Publisher: Bantam Books
In a nutshell
Alice Liddell Hargreaves is the 'Alice' in Wonderland; the girl who followed the White Rabbit into a land of quirky characters such as the Mad Hatter, Queen of Hearts and the Cheshire Cat. If not for Alice, Lewis Carroll wouldn't have written Alice in Wonderland. If not for her, we wouldn't have known Wonderland.
This story takes us back to Alice's childhood. At seven, she was different from other girls her age; young, innocent yet wise beyond her years, who felt a special connection with Lewis Carroll (whose real name was Charles Lutwidge Dodgson). He loved taking Alice and her sisters out for walks and boat rides which they enjoyed immensely. However, Dodgson showed a special interest in Alice and his feelings were reciprocated. She felt he was the only one who understood her, who allowed her to be 'Alice' and loved her as she was.
Time passed and Dodgson somehow stopped seeing her and the sisters, and began phasing out of their life much to her dismay. In her 20's, she fell in love with Prince Leopold, who she felt loved the long yellow hair 'Alice' in Wonderland. Although they were head over heels with each other, the Queen didn't approve of it and that ended their relationship.
Alice married Reginald Gervis Hargreaves, a sportsman (a cricketer), whom she would never love him the way she loved Leo. Regi did not care about books at all; his simplicity sometimes ticked her off but also tugged at her heartstrings. Though married, she still often wondered about Prince Leopold, while Dodgson still haunted her thoughts, like a shadow, never leaving her.
What I liked
Everything about this book is beautiful. I didn't want it to end, but couldn't help turning the pages because it was, once again, so beautifully written, except for, maybe the last part (more on that later).
I especially liked Alice's voice and seeing her change from an innocent, free-willed girl to a strong, confident young woman.

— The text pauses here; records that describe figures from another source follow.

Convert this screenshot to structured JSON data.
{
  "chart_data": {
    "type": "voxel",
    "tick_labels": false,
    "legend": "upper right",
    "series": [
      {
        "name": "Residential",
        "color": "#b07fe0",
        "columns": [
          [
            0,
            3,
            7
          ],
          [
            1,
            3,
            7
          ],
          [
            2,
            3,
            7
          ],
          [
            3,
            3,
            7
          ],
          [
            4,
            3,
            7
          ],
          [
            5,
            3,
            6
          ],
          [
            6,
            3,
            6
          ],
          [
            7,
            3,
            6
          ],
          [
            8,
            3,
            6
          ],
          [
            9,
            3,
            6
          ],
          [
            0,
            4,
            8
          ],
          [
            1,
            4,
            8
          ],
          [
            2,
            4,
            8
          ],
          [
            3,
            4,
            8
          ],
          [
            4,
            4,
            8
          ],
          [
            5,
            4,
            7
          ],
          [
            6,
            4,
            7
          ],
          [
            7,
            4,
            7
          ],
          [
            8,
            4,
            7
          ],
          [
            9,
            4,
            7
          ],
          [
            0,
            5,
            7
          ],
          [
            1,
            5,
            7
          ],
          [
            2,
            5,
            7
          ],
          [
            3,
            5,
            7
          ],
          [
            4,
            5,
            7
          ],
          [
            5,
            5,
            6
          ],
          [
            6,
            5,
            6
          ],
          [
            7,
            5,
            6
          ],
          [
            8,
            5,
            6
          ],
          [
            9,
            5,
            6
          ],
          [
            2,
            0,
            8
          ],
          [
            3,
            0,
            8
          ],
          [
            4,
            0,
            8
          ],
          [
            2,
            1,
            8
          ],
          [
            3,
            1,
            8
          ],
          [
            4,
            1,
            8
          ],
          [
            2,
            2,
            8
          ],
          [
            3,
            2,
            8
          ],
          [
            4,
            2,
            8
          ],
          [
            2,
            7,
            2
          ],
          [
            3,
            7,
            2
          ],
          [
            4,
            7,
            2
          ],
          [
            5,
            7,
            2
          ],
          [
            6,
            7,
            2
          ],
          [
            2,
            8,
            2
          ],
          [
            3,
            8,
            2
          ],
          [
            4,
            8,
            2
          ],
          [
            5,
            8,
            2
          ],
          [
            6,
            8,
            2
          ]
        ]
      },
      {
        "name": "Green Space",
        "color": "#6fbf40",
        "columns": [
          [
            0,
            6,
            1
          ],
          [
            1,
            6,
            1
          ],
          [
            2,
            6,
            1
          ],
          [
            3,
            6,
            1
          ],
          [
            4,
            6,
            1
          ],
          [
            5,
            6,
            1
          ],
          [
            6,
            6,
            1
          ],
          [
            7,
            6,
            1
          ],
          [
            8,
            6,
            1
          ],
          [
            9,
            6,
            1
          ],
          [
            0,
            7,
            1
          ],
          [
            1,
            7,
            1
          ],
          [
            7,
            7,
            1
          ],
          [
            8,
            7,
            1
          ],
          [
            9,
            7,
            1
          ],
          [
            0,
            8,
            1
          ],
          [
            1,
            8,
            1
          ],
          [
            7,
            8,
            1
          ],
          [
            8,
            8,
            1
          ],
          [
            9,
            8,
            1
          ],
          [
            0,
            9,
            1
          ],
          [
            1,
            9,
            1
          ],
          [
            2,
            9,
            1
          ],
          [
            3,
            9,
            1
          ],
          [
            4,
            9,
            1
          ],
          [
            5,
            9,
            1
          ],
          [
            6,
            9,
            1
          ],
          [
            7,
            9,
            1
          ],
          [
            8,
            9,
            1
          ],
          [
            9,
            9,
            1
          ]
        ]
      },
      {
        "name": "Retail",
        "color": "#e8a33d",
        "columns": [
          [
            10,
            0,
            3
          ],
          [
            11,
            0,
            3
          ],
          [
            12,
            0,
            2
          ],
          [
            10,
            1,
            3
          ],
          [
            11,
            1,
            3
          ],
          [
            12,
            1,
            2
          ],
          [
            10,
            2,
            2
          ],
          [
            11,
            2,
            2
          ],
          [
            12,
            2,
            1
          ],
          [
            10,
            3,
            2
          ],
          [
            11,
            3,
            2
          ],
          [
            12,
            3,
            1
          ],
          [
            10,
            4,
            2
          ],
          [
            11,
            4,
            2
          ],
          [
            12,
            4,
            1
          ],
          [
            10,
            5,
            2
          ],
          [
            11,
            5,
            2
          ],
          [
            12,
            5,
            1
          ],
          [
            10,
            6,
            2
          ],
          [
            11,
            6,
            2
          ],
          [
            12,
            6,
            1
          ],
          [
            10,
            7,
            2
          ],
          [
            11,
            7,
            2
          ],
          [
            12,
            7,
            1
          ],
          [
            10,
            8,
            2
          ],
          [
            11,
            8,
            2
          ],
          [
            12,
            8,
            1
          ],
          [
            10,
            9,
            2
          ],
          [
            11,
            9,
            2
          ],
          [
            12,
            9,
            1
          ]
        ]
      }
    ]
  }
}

Benjamin is excellent at capturing Alice's conflicts emotionally. (She managed to do the same with 'Mrs. Tom Thumb') My favorite is the 7-year-old Alice. She was exactly as depicted in Alice in Wonderland - vivacious, full of wonder and ever so vocal!
Alice's love life was nothing but complicated. It's almost as though she was not meant for love. She attracted it for sure; men were drawn to her like moth to a flame, but maybe she was not meant to live it. Prince Leopold was the only man she ever professed her love to, but it ended up bitter. Mr Hargreaves claimed she was his love at first sight. But Alice never truly loved him, until it was too late.
Mr Dodgson on the other hand, as much as she hated to admit it, had a special place in her heart. There was always that longing for him in her voice.
'"Alice", the man in the hat said tenderly - only it was Leo. "Alice, be happy. Be happy with me."
"Of course," I said with a contented sigh. "Of course. I'll always be happy with you, my love."
But no - the man in the hat was not Leo, he was not Regi. He was Mr. Dodgson. I opened my eyes, my girl's eyes, clear and sharp, no need for spectacles, and saw only him. His soft brown hair curling at the ends, his kind blue eyes, no higher than the other.'
That summer, that particular moment that started and ended it all, she was happy, 'I will always believe - the two of us were."'
Ever since that day, she hated talking about him, too afraid the truth will tear her apart.
They were both such romantics. Mr Dodgson, I think, was the only man who was capable of loving her as she was, accepting her eccentricities, her passion for life and intelligence. He was her equal. I think their relationship would have turned out differently if they had met at a different time.
I admire Benjamin's ability to bring a character as enigmatic as Alice come to live. Like 'Mrs Tom Thumb', she created another poignant historical fiction based on research. It takes a very skillful writer to turn a novel of this genre into a keeper.
In my opinion, to be able to write a historical fiction as good as this, one must let dream take over...
'Words, pictures, questions, and finally - dreams; it always begins with a dream, doesn't it? Alice's dream by the river, her head in her sister's lap, dreaming of a rabbit, a white rabbit; my dream also. My dreams.' (p. 338)
What I didn't like
Didn't matter much, really. I just felt bad I couldn't empathize with Alice when she lost her sons; maybe a little for Rex (as he was obviously her favorite) and Edith, her sister. I felt the son's characters were rushed through and were written just to complete Alice's story.
Like I mentioned, not that it mattered, because the central point of this novel, to me, was her love life and the mysterious relationship she had had with Dodgson, which will remain in Wonderland, forever.
My verdict? 4/5 (If you are into historical fiction)
Find out what really happened and what was made up in Benjamin's chapter on 'Alice in Wonderland - The True Hollywood Story' found at the end of the book.
My take-away message? Life's happiness is yours to define. Let me end this review with this:
I did not choose this, Peter had said.